Dapprima ebbi il sospetto che queste frasi fossero state estrapolate dal contesto del suo pensiero da parte dei laicisti. Ora però, che ho letto fino in fondo il volume di cui parlavo, che riporta il suo pensiero, piuttosto che la sua vita, sono ben conscio dell’onestà intellettuale, della schiettezza, seppur delicata e rispettosa, di Martini, che seppe prendere posizioni ben decise su problematiche che, a parer suo, hanno bisogno ancora di studio, di riflessione, di rielaborazione. Il cardinal Martini ha sempre detto, magari sommessamente, la sua, sui problemi della fede, della morale, dell’economia, del dialogo interreligioso e dell’attuale cultura.

M’è venuta voglia di scorrere l’indice del volume per riscoprire come egli abbia guardato in faccia tutti i problemi del nostro mondo e della nostra Chiesa, senza mai dimostrarsi un cattedratico onnisciente, ma manifestando con onestà i suoi dubbi, le sue perplessità, i suoi distinguo e perfino le sue non condivisioni del pensiero dominante.

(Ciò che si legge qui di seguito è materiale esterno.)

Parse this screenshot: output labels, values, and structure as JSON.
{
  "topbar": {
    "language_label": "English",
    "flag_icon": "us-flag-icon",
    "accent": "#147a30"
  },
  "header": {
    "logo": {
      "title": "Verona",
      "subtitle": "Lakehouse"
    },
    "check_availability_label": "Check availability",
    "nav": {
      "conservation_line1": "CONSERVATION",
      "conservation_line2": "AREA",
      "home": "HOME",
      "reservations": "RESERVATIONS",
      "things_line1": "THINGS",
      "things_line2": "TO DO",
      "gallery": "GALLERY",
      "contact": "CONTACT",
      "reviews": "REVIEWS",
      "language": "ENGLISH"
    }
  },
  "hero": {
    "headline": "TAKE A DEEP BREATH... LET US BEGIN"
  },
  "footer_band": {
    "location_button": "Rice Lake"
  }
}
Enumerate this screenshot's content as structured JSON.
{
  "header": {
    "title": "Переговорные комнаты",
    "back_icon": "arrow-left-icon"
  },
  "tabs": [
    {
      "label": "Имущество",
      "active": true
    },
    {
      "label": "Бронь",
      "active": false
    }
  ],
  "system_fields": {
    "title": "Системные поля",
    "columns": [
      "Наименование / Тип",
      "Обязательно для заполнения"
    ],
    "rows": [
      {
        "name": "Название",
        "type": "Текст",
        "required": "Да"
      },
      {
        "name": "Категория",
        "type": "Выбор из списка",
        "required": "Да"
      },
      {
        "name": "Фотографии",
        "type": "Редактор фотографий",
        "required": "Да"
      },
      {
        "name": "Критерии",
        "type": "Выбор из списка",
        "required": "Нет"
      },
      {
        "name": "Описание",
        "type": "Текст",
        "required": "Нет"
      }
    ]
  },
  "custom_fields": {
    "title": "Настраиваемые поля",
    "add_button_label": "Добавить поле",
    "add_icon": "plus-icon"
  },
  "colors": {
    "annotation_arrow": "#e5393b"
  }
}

Voi, miei amici, non potete immaginare quanto mi abbia fatto bene, mi abbia donato una sensazione di liberazione e di conforto, venire a sapere che per i miei dubbi, i miei rifiuti e le mie perplessità potevo finalmente non sentirmi un ribelle, un apostata, ma solamente uno che vive la condizione esistenziale da persona onesta.

Il cardinal Martini l’ho conosciuto tardi, ma fortunatamente non troppo.

Forse non ho sbagliato

Qualcuno, di cui non m’è dato sapere il nome, m’ha fatto avere una pagina di “Panorama” così simpatica ed interessante, almeno per me, che mi prendo la libertà di pubblicarla, così come sta, ne “L’incontro” del aprile 2013. Prima le caricature e poi il titolo dell’articolo che le accompagna, mi hanno quanto mai incuriosito ed ora dico il perché!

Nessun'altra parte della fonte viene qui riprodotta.